An old 2016 Intel DC P3700 Series 2 TB SSD PCIe 3.0 addon card running EXT4 with atime=off - db’s for all nodes are placed on this SSD :

uploaded 10000 pieces in 4.245792625s (139.41 MiB/s)
collected 10000 pieces in 3.982914422s (148.62 MiB/s)

--disable-sync:

uploaded 10000 pieces in 3.722261472s (159.02 MiB/s)
collected 10000 pieces in 4.048562214s (146.21 MiB/s)

20 TB Seagate Exos X20 SAS (ST20000NM002D) on a braodcom 9480-8i8e ctrl. running EXT4 with atime=off :

uploaded 10000 pieces in 9.654876194s (61.31 MiB/s)
collected 10000 pieces in 3.319280303s (178.33 MiB/s)

--disable-sync:

uploaded 10000 pieces in 4.330196856s (136.70 MiB/s)
collected 10000 pieces in 3.074334079s (192.54 MiB/s)

— Update – :

Bcache setup :
backing device : 8 x 24 TB Seagate x24 SAS (ST24000NM007H) on a broadcom 9670W-16i ctrl. in RAID0
cache device : 4 x 6,4 TB Kioxia CD8-V NVMe (KCD81VUG6T40) on another broadcom 9670W-16i ctrl. in RAID0
Filesystem is XFS with relatime, attr2, inode64, logbufs=8, logbsize=32k, noquota

uploaded 10000 pieces in 4.251765411s (139.22 MiB/s)
collected 10000 pieces in 4.025170484s (147.06 MiB/s)

--disable-sync:

uploaded 10000 pieces in 3.818703243s (155.01 MiB/s)
collected 10000 pieces in 4.112259897s (143.94 MiB/s)

8 x Samsung SSD 860 QVO 4TB on a broadcom 9560-16i ctrl. in RAID6 running EXT4 with relatime,stripe=256 :

uploaded 10000 pieces in 3.314124315s (178.61 MiB/s)
collected 10000 pieces in 1.345277041s (440.00 MiB/s)

--disable-sync:

uploaded 10000 pieces in 2.798058083s (211.55 MiB/s)
collected 10000 pieces in 1.202291934s (492.33 MiB/s)

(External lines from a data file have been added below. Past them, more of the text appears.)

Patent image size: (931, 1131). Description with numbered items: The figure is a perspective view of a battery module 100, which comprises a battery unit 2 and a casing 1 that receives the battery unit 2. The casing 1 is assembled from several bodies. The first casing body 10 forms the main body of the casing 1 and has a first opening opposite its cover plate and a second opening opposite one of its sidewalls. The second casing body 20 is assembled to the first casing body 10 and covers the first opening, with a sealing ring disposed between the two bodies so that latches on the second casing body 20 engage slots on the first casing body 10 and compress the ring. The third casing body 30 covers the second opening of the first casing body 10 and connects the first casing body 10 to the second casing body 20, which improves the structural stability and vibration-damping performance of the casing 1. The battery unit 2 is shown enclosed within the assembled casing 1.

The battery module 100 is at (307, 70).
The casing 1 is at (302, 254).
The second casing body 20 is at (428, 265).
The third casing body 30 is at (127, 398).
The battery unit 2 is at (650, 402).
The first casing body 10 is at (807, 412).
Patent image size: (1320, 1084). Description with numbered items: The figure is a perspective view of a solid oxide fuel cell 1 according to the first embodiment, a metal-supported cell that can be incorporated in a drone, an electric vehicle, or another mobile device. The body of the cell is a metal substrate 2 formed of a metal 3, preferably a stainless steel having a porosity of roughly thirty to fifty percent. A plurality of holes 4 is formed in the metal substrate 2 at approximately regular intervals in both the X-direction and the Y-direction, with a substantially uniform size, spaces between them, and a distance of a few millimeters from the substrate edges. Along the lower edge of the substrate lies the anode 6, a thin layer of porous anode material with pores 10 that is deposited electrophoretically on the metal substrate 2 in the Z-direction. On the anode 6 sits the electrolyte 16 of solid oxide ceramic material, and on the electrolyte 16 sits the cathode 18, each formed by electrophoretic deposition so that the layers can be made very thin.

Samsung 980 PRO with Heatsink 1TB using onboard M.2 PCIe running EXT4 with relatime :

uploaded 10000 pieces in 38.000706174s (15.58 MiB/s)
collected 10000 pieces in 2.39555638s (247.09 MiB/s)

--disable-sync:

uploaded 10000 pieces in 5.491355055s (107.79 MiB/s)
collected 10000 pieces in 2.415327668s (245.07 MiB/s)

Th3Van.dk

5 Likes

Thats a brilliant idea. Could you make that code change a pull request? I think for legal reasons we can’t just copy your code change and have to follow the pull request process.

2 Likes

Tested on a live system ( HDD not, but SSD and general system) in a jail ( why --disable-sync doesnt matter (?) in my results ) , current ZFS RAM cache at 25GB (12 free)

WDC WD8001PURP-74B6RY0 with 1Gb Log and 10Gb cache ( slice from a Samsung SSD 970 PRO 1TB ) on ZFS ( Sync, atime, checksum, 128K )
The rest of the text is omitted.